The more you finance, the higher your monthly mortgage payments might be. While it’s understandable to increase the payments by a set amount when financing mortgage insurance, it is just as important to consider (ahead of time) how that increased payment will realistically affect your bottom line.
And it’s not just a matter of having enough room in your budget to pay the mortgage each month. It’s just as important to plan for your life's circumstances when the unexpected gets in the way.
When some borrowers encounter an unexpected expense, they may feel tempted to skip a mortgage payment “just this once.” But skipping a payment isn’t a great strategy. Why?
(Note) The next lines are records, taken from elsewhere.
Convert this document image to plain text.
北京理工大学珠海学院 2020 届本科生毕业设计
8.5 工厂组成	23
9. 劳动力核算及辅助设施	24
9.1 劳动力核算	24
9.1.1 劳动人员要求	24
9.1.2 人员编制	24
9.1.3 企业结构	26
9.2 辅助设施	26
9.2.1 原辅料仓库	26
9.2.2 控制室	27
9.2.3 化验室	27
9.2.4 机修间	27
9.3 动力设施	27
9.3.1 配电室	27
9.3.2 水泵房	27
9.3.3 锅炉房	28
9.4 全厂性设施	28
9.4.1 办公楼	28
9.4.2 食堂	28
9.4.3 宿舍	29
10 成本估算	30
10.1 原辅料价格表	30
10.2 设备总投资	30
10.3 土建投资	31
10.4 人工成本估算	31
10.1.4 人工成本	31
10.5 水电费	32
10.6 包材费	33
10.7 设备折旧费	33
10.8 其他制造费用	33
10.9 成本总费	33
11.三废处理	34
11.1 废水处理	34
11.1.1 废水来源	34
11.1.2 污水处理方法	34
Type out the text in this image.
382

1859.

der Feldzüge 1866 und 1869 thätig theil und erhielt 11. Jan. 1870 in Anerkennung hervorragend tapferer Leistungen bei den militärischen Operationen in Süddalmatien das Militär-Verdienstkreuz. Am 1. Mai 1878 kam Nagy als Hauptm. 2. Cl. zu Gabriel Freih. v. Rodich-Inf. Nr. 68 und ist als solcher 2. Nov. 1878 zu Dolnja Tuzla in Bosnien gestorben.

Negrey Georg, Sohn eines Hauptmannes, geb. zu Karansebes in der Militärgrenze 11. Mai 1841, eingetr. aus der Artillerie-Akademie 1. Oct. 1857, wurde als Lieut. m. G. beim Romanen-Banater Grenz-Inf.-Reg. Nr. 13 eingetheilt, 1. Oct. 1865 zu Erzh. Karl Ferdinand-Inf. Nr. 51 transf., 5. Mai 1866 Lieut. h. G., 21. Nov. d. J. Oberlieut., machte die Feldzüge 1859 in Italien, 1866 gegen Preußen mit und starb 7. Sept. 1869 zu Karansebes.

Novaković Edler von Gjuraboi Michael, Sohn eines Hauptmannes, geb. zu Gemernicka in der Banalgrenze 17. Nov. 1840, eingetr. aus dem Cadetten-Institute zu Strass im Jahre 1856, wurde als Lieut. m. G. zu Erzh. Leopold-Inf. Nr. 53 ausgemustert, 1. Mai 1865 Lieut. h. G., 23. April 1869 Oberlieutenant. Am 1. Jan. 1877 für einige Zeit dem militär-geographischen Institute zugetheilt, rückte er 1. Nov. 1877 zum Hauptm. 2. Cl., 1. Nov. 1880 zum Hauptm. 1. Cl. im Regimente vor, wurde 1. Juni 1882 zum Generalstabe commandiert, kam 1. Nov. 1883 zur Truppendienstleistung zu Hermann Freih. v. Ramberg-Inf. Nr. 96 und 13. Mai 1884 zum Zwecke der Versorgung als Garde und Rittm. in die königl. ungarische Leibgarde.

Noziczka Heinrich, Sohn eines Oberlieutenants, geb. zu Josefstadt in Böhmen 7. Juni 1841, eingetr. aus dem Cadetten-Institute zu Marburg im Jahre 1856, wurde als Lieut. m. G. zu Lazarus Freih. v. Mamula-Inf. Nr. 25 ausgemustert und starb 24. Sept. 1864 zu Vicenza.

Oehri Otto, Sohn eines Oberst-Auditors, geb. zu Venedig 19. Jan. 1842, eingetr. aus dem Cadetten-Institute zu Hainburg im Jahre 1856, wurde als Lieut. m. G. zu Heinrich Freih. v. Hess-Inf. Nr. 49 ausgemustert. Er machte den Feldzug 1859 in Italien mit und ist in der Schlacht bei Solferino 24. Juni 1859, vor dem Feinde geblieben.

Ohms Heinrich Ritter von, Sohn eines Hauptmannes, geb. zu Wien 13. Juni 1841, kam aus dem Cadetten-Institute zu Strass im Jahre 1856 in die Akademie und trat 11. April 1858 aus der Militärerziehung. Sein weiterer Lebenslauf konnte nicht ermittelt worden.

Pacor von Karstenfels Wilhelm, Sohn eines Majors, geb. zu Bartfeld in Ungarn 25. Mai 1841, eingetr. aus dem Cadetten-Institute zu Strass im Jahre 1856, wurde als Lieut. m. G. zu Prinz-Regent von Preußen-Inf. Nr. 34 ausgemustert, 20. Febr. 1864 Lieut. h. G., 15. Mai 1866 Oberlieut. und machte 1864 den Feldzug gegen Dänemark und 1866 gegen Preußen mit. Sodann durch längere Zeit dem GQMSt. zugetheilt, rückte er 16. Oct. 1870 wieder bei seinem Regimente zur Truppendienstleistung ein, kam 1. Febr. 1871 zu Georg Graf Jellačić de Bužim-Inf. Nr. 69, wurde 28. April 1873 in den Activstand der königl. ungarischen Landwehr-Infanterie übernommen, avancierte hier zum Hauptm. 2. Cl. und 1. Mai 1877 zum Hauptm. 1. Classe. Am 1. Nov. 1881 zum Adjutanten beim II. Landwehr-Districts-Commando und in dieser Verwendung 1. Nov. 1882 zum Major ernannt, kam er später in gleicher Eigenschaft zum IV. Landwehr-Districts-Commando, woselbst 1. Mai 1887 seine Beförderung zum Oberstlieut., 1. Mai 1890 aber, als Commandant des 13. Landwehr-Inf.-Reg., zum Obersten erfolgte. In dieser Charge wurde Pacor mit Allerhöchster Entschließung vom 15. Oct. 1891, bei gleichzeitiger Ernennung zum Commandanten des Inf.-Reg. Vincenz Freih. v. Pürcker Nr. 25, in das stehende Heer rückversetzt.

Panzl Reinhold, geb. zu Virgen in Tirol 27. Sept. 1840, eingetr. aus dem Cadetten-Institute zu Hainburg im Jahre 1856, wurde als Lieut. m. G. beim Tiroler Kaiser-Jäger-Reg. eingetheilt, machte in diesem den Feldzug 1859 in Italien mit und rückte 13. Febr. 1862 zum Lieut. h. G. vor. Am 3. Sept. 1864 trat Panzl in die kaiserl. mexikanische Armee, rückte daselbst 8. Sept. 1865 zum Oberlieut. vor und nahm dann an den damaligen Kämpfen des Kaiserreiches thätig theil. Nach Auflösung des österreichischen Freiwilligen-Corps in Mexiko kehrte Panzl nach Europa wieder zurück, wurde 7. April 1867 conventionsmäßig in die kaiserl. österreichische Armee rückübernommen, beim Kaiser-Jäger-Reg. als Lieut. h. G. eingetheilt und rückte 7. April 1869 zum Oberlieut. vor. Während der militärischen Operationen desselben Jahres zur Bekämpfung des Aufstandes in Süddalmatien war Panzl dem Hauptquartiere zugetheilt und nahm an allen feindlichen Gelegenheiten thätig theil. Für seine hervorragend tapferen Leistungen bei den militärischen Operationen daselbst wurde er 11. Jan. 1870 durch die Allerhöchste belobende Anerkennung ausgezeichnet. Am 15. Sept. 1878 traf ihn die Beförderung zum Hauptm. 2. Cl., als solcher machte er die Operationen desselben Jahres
Consider what the government watchdog agency, the Consumer Financial Protection Bureau (CFPB) says about missing mortgage payments:
“It’s important to always pay your mortgage on time. Your payment is due on the 1st of every month. If your payment is late, your servicer may charge you a late fee and attempt to contact you. The good news is that you have until the 15th of the month to make your payment before a late fee is charged.”
Skipping that payment deadline can cost you more than you realize. Late fees and the potential damage to your credit are just the beginning.
Some can pay before the 15th. Ideally, if you miss the 1st of the month deadline, it is smart to pay as soon as possible and move on. But for those who do not pay by the middle of the month?
“A late fee can be charged for each month that you miss a payment. Additional fees can also be charged if you go into default (more than 30 days late).”
Any missed payment on your FHA mortgage means it is past due, and according to CFPB, when your mortgage goes beyond 30 days past due, it can be negatively reported to the credit bureaus.
“A single late or missed payment on your credit report can reduce your credit score.”
That won’t help some borrowers who decide to refinance or seek other forms of credit later on, so it’s best to consider your monthly budget long before committing to the mortgage.
To cut your upfront expenses, consider applying for a local down payment assistance program, paying for more items in cash on closing day, and even making a larger down payment than the required minimum.